For a kickass post on the same drink, visit The Sugar House Blog.

You can also see gaz himself in action on YouTube.

Saturday, June 12, 2010

Fanciulli Cocktail

STANLEY: Liquor goes fast in hot weather. Have a shot?
BLANCHE: No—I—rarely touch it.
STANLEY: Some people rarely touch it, but it touches them often.
—Tennessee Williams, A Streetcar Named Desire

By 7 o’clock this morning, it was already unusually warm in San Francisco. A hot day here is something of an occasion, whether you like it or you don’t. Streets and sidewalk cafés fill with semi-clad people. For the thirsty who would prefer an unsweetened iced coffee to a soda in such weather, there is the Fanciulli. It’s a refreshingly bitter frappé of bourbon, sweet vermouth and Fernet-Branca, and a potent aid in reviving the wilted. This drink is named for an Italian-American band leader and composer of marches and operas. You can read more about him and the Fanciulli in the WSJ and from Kevin Patterson.

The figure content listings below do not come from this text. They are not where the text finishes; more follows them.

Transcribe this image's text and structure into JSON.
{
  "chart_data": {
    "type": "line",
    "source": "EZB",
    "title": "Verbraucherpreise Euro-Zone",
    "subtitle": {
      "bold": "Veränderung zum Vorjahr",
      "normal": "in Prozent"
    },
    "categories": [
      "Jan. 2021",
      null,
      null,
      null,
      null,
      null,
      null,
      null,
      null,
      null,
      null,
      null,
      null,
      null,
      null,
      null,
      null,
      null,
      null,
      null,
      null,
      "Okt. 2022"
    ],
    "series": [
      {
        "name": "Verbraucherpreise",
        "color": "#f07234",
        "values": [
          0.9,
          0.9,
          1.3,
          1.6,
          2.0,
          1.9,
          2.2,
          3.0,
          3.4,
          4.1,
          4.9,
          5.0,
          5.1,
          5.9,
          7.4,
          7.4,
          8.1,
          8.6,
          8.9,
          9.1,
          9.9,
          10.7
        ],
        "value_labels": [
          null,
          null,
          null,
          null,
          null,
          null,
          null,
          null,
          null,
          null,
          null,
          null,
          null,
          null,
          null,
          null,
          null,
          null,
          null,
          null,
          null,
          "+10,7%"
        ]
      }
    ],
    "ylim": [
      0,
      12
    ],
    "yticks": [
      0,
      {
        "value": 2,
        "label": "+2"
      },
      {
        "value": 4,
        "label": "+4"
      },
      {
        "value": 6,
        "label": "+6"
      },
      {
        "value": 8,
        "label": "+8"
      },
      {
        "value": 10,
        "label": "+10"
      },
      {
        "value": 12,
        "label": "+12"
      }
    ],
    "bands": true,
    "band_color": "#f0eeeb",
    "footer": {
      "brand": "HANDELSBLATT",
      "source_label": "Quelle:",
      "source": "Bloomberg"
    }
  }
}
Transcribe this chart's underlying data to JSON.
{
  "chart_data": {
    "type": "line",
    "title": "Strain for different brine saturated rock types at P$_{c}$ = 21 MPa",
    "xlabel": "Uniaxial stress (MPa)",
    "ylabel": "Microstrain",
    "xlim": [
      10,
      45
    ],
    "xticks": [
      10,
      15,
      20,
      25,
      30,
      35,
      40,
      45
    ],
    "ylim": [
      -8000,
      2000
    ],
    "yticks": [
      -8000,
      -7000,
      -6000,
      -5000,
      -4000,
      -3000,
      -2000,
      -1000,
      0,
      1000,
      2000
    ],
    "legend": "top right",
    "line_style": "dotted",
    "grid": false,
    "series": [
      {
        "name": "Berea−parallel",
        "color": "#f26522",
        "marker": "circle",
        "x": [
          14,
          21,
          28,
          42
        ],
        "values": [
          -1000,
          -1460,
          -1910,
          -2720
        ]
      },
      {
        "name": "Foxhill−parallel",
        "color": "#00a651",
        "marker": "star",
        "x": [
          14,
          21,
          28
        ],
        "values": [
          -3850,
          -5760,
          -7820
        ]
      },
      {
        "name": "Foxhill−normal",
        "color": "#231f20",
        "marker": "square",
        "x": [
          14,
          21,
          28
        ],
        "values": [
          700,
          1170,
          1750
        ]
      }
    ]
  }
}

The version of the drink here is from the CocktailDB.



Fanciulli
In a glass packed with crushed ice, build:
  • 1 oz bourbon (Wild Turkey 101)
  • 1/2 oz sweet vermouth (Punt e Mes)
  • 1/4 oz Fernet-Branca
Serve in a cocktail glass. (Used a 4.5 oz old fashioned.)
SOURCE: COCKTAILDB

Monday, May 17, 2010

Star Cocktail

Sometimes I get edgy and bored because I can’t think what to make, and leaf restlessly through page after page of recipes, hoping something will catch my eye. Luckily, the Star did. It was a nice surprise—big, round, mellow, fruity but subtly so. I found it in David Wondrich’s Imbibe! and the housemate and I agreed that it has the richness we associate with a 19th-century cocktail.



Star Cocktail
  • 1 1/2 oz apple brandy (Laird’s Straight Apple Brandy)
  • 1 1/2 oz sweet vermouth (Punt e Mes)
  • 1 dash curacao
  • 3 dashes Angostura bitters
Shake with ice and strain into a chilled cocktail glass. Garnish with a lemon twist.